What the NHS needs is more bureaucrats
It’s a familiar cry – the NHS needs staff at the front line and fewer bureaucrats and administrators. Or as it was put to me the other day, with a little re-writing for political correctness – “we need fewer chiefs and more ‘native Americans’”.
I’d like to propose an alternative view – the NHS actually needs more behind-the-scenes resources to operate more efficiently. Of course, other things being equal you want the people you employ to be doing the doctoring, nursing or other work directly helping patients. But they may not be able to do as much doctoring and nursing if, say, they can’t find all the relevant information about a patient or they’re having to fill in forms and deal with paperwork.
I’ve thought this for a while, based on various voluntary roles covering both primary and secondary care. Some recent experiences have provided more examples but have also suggested some complications to the picture.
The NHS is behind the times in the use of IT and doesn’t seem to have the most efficient management and organisation.
A decade ago I went into an Apple store and was greeted by someone with an ipad who had all the details of me and my issue and pointed me directly to where I could get help. In responding to our local Trust’s Quality Account in 2013-14, I was questioning why there was a priority on improving the quality and availability of hard copy medical records rather than digitising them.
We do now have electronic patient records in our trust and even some access to patient records between GPs, the ambulance trust and the hospital. But it’s still at a rudimentary level often with problems getting the right information at the right time and in the right place. I have been trying since the summer to get access to the documentation, held on internal systems, of a project I’m working on. There are also long delays in getting the necessary IT reports to enable efficient processes.
While much of the administration is great (such as some wonderfully detailed minutes) there are also delays, emails unanswered and things just not happening. In primary care, feedback from patients typically praises GPs for their skilled and compassionate care but complains about administration. This is systemic and not about individuals, most of whom are great and working in very difficult circumstances (and the biggest complaint about GP practices is not being able to get an appointment, which is hardly the fault of the poor receptionist, who bears the full brunt of the patient’s displeasure).
So, based on my anecdotal experience, I think there is a need to consider greater investment in back-office services.
I suggested at the start that my experience had revealed complications to me. Since I don’t have any solutions to propose, I will do no more here than outline the questions.
The first is the value of having some clinical knowledge and experience to undertake many non-clinical roles. I have found it virtually impossible to follow discussion in some meetings because of the use of abbreviations and the need to understand local processes (as well as referring to people’s first names only – ‘Jo said’, ‘you need to speak to Fred’ etc.) People from other specialist backgrounds can get basic clinical training. Or clinicians can get training in things like management (as they do in our trust). Which approach is best, making optimum use of scarce clinical resources, or does it need a bit of both?
There are often status differences between clinicians which can get in the way of smooth and efficient operation.

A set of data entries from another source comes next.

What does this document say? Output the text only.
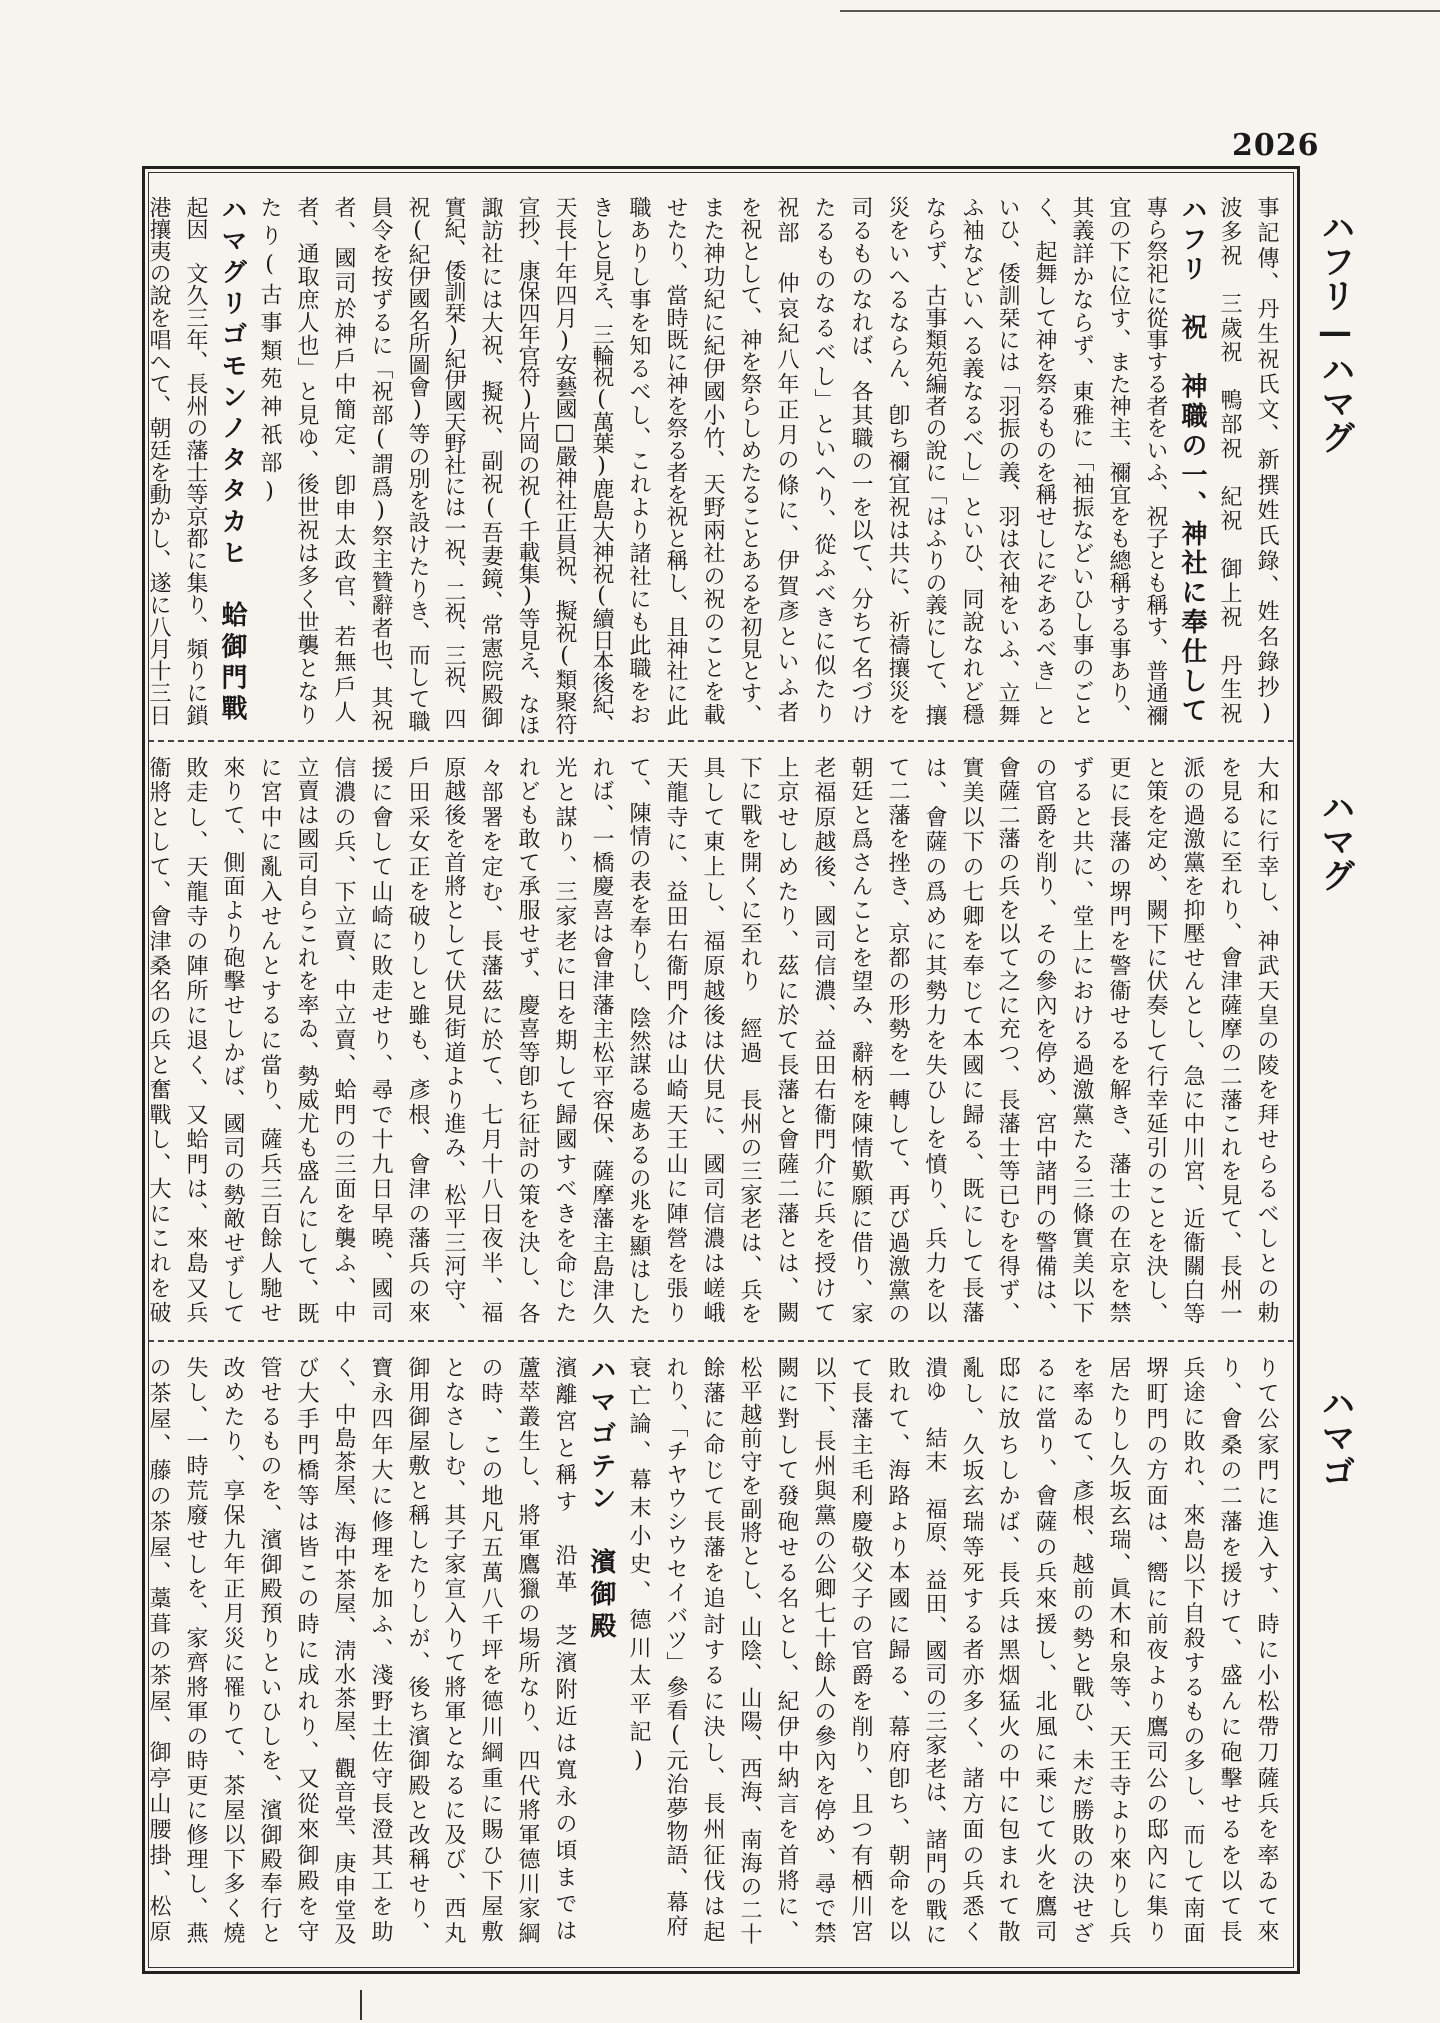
2026
ハフリ—ハマグ
ハマグ
ハマゴ
事記傳、丹生祝氏文、新撰姓氏錄、姓名錄抄)
波多祝　三歲祝　鴨部祝　紀祝　御上祝　丹生祝
ハフリ　祝　神職の一、神社に奉仕して
專ら祭祀に從事する者をいふ、祝子とも稱す、普通禰
宜の下に位す、また神主、禰宜をも總稱する事あり、
其義詳かならず、東雅に「袖振などいひし事のごと
く、起舞して神を祭るものを稱せしにぞあるべき」と
いひ、倭訓栞には「羽振の義、羽は衣袖をいふ、立舞
ふ袖などいへる義なるべし」といひ、同說なれど穩
ならず、古事類苑編者の說に「はふりの義にして、攘
災をいへるならん、卽ち禰宜祝は共に、祈禱攘災を
司るものなれば、各其職の一を以て、分ちて名づけ
たるものなるべし」といへり、從ふべきに似たり
祝部　仲哀紀八年正月の條に、伊賀彥といふ者
を祝として、神を祭らしめたることあるを初見とす、
また神功紀に紀伊國小竹、天野兩社の祝のことを載
せたり、當時既に神を祭る者を祝と稱し、且神社に此
職ありし事を知るべし、これより諸社にも此職をお
きしと見え、三輪祝(萬葉)鹿島大神祝(續日本後紀、
天長十年四月)安藝國□嚴神社正員祝、擬祝(類聚符
宣抄、康保四年官符)片岡の祝(千載集)等見え、なほ
諏訪社には大祝、擬祝、副祝(吾妻鏡、常憲院殿御
實紀、倭訓栞)紀伊國天野社には一祝、二祝、三祝、四
祝(紀伊國名所圖會)等の別を設けたりき、而して職
員令を按ずるに「祝部(謂爲)祭主贊辭者也、其祝
者、國司於神戶中簡定、卽申太政官、若無戶人
者、通取庶人也」と見ゆ、後世祝は多く世襲となり
たり(古事類苑神祇部)
ハマグリゴモンノタタカヒ　蛤御門戰
起因　文久三年、長州の藩士等京都に集り、頻りに鎖
港攘夷の說を唱へて、朝廷を動かし、遂に八月十三日
大和に行幸し、神武天皇の陵を拜せらるべしとの勅
を見るに至れり、會津薩摩の二藩これを見て、長州一
派の過激黨を抑壓せんとし、急に中川宮、近衞關白等
と策を定め、闕下に伏奏して行幸延引のことを決し、
更に長藩の堺門を警衞せるを解き、藩士の在京を禁
ずると共に、堂上における過激黨たる三條實美以下
の官爵を削り、その參內を停め、宮中諸門の警備は、
會薩二藩の兵を以て之に充つ、長藩士等已むを得ず、
實美以下の七卿を奉じて本國に歸る、既にして長藩
は、會薩の爲めに其勢力を失ひしを憤り、兵力を以
て二藩を挫き、京都の形勢を一轉して、再び過激黨の
朝廷と爲さんことを望み、辭柄を陳情歎願に借り、家
老福原越後、國司信濃、益田右衞門介に兵を授けて
上京せしめたり、茲に於て長藩と會薩二藩とは、闕
下に戰を開くに至れり　經過　長州の三家老は、兵を
具して東上し、福原越後は伏見に、國司信濃は嵯峨
天龍寺に、益田右衞門介は山崎天王山に陣營を張り
て、陳情の表を奉りし、陰然謀る處あるの兆を顯はした
れば、一橋慶喜は會津藩主松平容保、薩摩藩主島津久
光と謀り、三家老に日を期して歸國すべきを命じた
れども敢て承服せず、慶喜等卽ち征討の策を決し、各
々部署を定む、長藩茲に於て、七月十八日夜半、福
原越後を首將として伏見街道より進み、松平三河守、
戶田采女正を破りしと雖も、彥根、會津の藩兵の來
援に會して山崎に敗走せり、尋で十九日早曉、國司
信濃の兵、下立賣、中立賣、蛤門の三面を襲ふ、中
立賣は國司自らこれを率ゐ、勢威尤も盛んにして、既
に宮中に亂入せんとするに當り、薩兵三百餘人馳せ
來りて、側面より砲擊せしかば、國司の勢敵せずして
敗走し、天龍寺の陣所に退く、又蛤門は、來島又兵
衞將として、會津桑名の兵と奮戰し、大にこれを破
りて公家門に進入す、時に小松帶刀薩兵を率ゐて來
り、會桑の二藩を援けて、盛んに砲擊せるを以て長
兵途に敗れ、來島以下自殺するもの多し、而して南面
堺町門の方面は、嚮に前夜より鷹司公の邸內に集り
居たりし久坂玄瑞、眞木和泉等、天王寺より來りし兵
を率ゐて、彥根、越前の勢と戰ひ、未だ勝敗の決せざ
るに當り、會薩の兵來援し、北風に乘じて火を鷹司
邸に放ちしかば、長兵は黑烟猛火の中に包まれて散
亂し、久坂玄瑞等死する者亦多く、諸方面の兵悉く
潰ゆ　結末　福原、益田、國司の三家老は、諸門の戰に
敗れて、海路より本國に歸る、幕府卽ち、朝命を以
て長藩主毛利慶敬父子の官爵を削り、且つ有栖川宮
以下、長州與黨の公卿七十餘人の參內を停め、尋で禁
闕に對して發砲せる名とし、紀伊中納言を首將に、
松平越前守を副將とし、山陰、山陽、西海、南海の二十
餘藩に命じて長藩を追討するに決し、長州征伐は起
れり、「チヤウシウセイバツ」參看(元治夢物語、幕府
衰亡論、幕末小史、德川太平記)
ハマゴテン　濱御殿
濱離宮と稱す　沿革　芝濱附近は寬永の頃までは
蘆萃叢生し、將軍鷹獵の場所なり、四代將軍德川家綱
の時、この地凡五萬八千坪を德川綱重に賜ひ下屋敷
となさしむ、其子家宣入りて將軍となるに及び、西丸
御用御屋敷と稱したりしが、後ち濱御殿と改稱せり、
寶永四年大に修理を加ふ、淺野土佐守長澄其工を助
く、中島茶屋、海中茶屋、淸水茶屋、觀音堂、庚申堂及
び大手門橋等は皆この時に成れり、又從來御殿を守
管せるものを、濱御殿預りといひしを、濱御殿奉行と
改めたり、享保九年正月災に罹りて、茶屋以下多く燒
失し、一時荒廢せしを、家齊將軍の時更に修理し、燕
の茶屋、藤の茶屋、藁葺の茶屋、御亭山腰掛、松原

This has long been reported on, often in terms of managers being unable to get their way in the face of baronial consultants. I suspect that the extent of this varies within and between trusts, but it still exists.
Then there is the context of the health setting. It is not the same as many more regular industries. By its nature, clinical work tends to be reactive. The patient has to come first, especially if their condition is urgent. So, the smooth, mechanical approaches of other sectors sometimes have to be distorted in health, (which seems frequently to lead to clinicians dealing with issues in their own time).
So, managing all this in the health sector is tricky. But weakness in one part of the system (such as through lack of investment) or the elements not working well enough together, impacts on the whole, and on the care patients receive.